As selfish as this next feeling was, I didn't want my mom to go. I didn't want her to be apart of it, not these days, not anymore. After so much, I wanted her to just be able to rest, not have to endure something of that magnitude. I can't imagine three hours of nonstop crying let alone three days. Somehow, the Universe seemed to hear my inner-hopes. Our entire family begged her to stay put, to stay home, that there was nothing more she could do. So instead of having to finalize last-minute plans of getting her from one continent to another, she was able to hop on an Amtrak and spend this past week here in Chicago with me. To recharge her batteries I guess. To just be able to find some mental quiet and emotional peace. Now, as I'm close to wrapping up this essay and seeing her off downtown at Union Station for her train back home, I'm sincerely trying to put myself in her shoes.
I'm sure losing a sibling you've spent a lifetime growing up with is a weird feeling to have to go through. To outlive them, to think that they could've done a bit more with their life if only they would've had more time. Maybe it makes someone think about their own mortality and where they've gotten in seeing their own personal dreams coming true. Maybe my mom’s running over all of these things in her mind to the point where there's nothing left to think about. Maybe. All I can try and do is my part as her only child, her only flesh and blood, to try and live the best life I can in her name. Time will tell how successful I'll be in doing that, but an even greater feeling though, is when we can think of our loved ones who aren't here with us any longer and not feel a bit of regret.

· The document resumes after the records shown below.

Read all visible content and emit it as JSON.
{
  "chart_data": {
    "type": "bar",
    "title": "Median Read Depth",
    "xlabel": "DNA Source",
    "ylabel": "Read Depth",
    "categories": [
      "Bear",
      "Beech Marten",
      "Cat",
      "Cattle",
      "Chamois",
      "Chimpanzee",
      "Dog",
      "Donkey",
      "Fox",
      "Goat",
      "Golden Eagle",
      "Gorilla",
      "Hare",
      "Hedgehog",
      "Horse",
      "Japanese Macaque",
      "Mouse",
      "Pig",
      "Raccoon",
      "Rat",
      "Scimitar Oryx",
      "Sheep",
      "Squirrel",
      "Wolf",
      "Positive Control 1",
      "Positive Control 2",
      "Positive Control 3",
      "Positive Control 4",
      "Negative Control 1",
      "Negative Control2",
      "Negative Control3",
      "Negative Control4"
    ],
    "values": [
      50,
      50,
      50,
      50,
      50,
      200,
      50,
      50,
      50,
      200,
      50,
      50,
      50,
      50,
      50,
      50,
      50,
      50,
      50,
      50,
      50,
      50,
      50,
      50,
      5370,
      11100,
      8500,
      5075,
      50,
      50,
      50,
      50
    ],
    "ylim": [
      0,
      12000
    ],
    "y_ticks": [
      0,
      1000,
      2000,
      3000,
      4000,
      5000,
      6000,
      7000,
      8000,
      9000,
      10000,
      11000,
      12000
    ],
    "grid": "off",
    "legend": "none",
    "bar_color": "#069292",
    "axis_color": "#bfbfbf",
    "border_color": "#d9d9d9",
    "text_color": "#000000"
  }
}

To feel a warmth and be completely calmed by just the mere thought of their name. To feel a deep need to smile because that's what they would've wanted you to do. Like even when you want to just give in to the sadness for a second and purge yourself of tears, your body physically won't let you. A familiar presence fills your immediate space and a gentle touch directly on your heart that makes you involuntarily inhale much deeper than you have in a while. Those are the types of things I hope my mother can feel as she sits down at her window-seat and readies herself for a deep meditative trip into her inner-consciousness for the next seven or so hours.
Knowing the peace and tranquility she'll emerge on the other side of this experience with, how can anyone still harbor any doubt that our souls are indeed, things which don't adhere to either the human concept or limitations of "time?" That they transcend realms of possibility. That whenever there's even the smallest hint of real love, not even the giving up of one's own body and leaving it behind for greater vessels can break a bond between two sisters.